How well do we understand the people? Back in college, when I was exploring different disciplines, I found social sciences disappointing. Compared to the rigor of chemistry (my chosen major), I found psychology and sociology disappointing. How things have changed.
One of my primary objections, as I read through the technical papers presented in my texts, was the smallness of the sample sizes. While there is no comparison between the number of molecules in the liter of liquid and even the entire population of the world, one would have to say that, thanks to the Internet, sample sizes have become interesting. Facebook alone has an estimated half a billion participants.
Studies done across that many of people are likely to provide reliable results–ones that are even acceptable to this one-time chemist. And, of course, the studies themselves are likely to be interesting because they deal with what people want, need, care about and invest their time in. In other words, they find information that is important to understanding people and to achieving the kinds of goals and objectives that both governments—who, we hope are working to better serve citizens—and businesses need to achieve their goals.
There are other limits that have been overcome, thanks to technologies aimed at exploiting data of these very large social networks and Internet sites. One of these is the reliability of data. The pervasiveness of connectivity, along with the vast number of instances of interaction, has provided checks against two flaws that once were quite common in the social sciences. The first was that people do not always behave in natural ways when they are part of studies. They may, even unconsciously, work to provide results that they think are the ones that are expected or that reflect well on them. Of course, they also may turn things the other way and lie within studies. They may even provide answers that are not congruent with their actual preferences and behaviors because of a lack of self-knowledge or have other misperceptions. But the behaviors on the Web are tracked over extended periods of time, and it is possible to correlate them in ways that previously could not have been done.
The second flaw of social science that limited it was simply a lag between acquisition of data and the time at which it could be processed and, ultimately, published. Because there is a constant datastream, it is possible now to make adjustments in the midst of studies and accommodate any design problems. Also, problems with the data’s being just a snapshot in time are basically overcome by the ability to continuously monitor the data.
Now I mentioned design problems. Any scientist knows how easy it is to create a hypothesis and devise tests, only to find that hidden assumptions invalidate the experiments. Now they can fix the experiments before they get too far and before large investments are wasted. But beyond that, design itself may be less important. The use of algorithms, which simply detect patterns as they exist, without depending heavily on intellectual frameworks for theories, opens up new possibilities for exploring and using information even before what is going on is well understood.

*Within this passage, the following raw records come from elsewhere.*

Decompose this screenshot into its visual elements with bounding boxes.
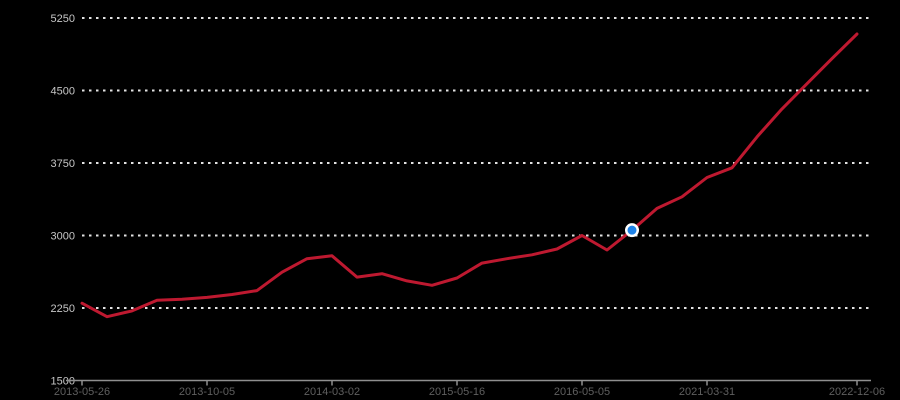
y-tick-label-5250: 5250 [51,13,75,25]
y-tick-label-3750: 3750 [51,158,75,170]
y-tick-label-2250: 2250 [51,303,75,315]
selected-point-marker[interactable] [627,225,637,235]
y-tick-label-3000: 3000 [51,231,75,243]
x-tick-label: 2015-05-16 [429,386,485,398]
price-line-series [80,32,859,319]
y-tick-label-1500: 1500 [51,376,75,388]
x-tick-label: 2016-05-05 [554,386,610,398]
x-tick-label: 2021-03-31 [679,386,735,398]
x-tick-label: 2013-10-05 [179,386,235,398]
x-tick-label: 2013-05-26 [54,386,110,398]
x-tick-label: 2014-03-02 [304,386,360,398]
x-tick-label: 2022-12-06 [829,386,885,398]
y-tick-label-4500: 4500 [51,86,75,98]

Because there is a constant flow of new information–veritable Amazons of data that are discovered every day—it is possible to go beyond what social scientists dreamed of just a few decades ago. For example, the language that people use to describe the same phenomena can vary greatly. In one of my jobs, I experienced this directly.
I would read thousands of abstracts across the many subdisciplines of chemistry and come to understand that many of the people were working on common problems–even though their vocabularies were quite different. I got the opportunity, in fact, to bring together people who are unaware of the work of their colleagues. Often, this led to some interesting collaborations. Today, it is less necessary to have human intervention for people to find each other when their jargon is not the same. All of the advances of the Semantic Web make those differences less important. This same technology, which levels the differences between specific words as they are used, can become one more way to extract meaning and value from the new Amazons of data.
This is all just scratching the surface of the huge potential we now have. Admittedly, with this new power, we are seeing news about concerns and sometimes controversies with regard to privacy. Facebook probably does not want to have any more press events where they are pushed to explain a new feature and to defend the rights they have two and to expose, reveal and use information from its members.
Certainly, as people become more aware of what they are telling the world about themselves online, especially in social networks, we can expect adjustments in how people behave and how data will be protected. But, at the same time, the potential for deeper understanding of people, their relationships, and how they behave provide new ways for serving them in more effective and efficient ways.
My host for this blog is holding a conference on 23 November to provide a forum for discussing data, social networks and what they mean to us, as well as all the other areas of research and innovation in the Institute. The session’s overall motto is «Conocer, Innovar, Crecer» («Know, Innovate, Grow») and you can explore the agenda . This agenda is in Spanish, but I was easily able to get a good translation via Google (and that illustrates another barrier to effective social science that has fallen).
Hi Peter.
Very interesting post. In your line of argument, I recommend the following outlook article by a number of prestigious researchers about what they coined as «Computational Social Science»
http://www.sciencemag.org/cgi/content/full/323/5915/721
Dealing with human digital traces is challenging though. Most of the times observations (or experiments) can only we performed once (like in the Stock Market) and thus the question is about discovering patterns in the data, but also trying to figure out which of those patterns are universal i.e. do not depend on the actual time, country, etc of the experiment.
This is another advantage of the large datasets we deal with: the possibility to sample this data to unveil possible scaling relationships in the patterns we observe. For example: does human mobility or social networks have the same properties at different population scales?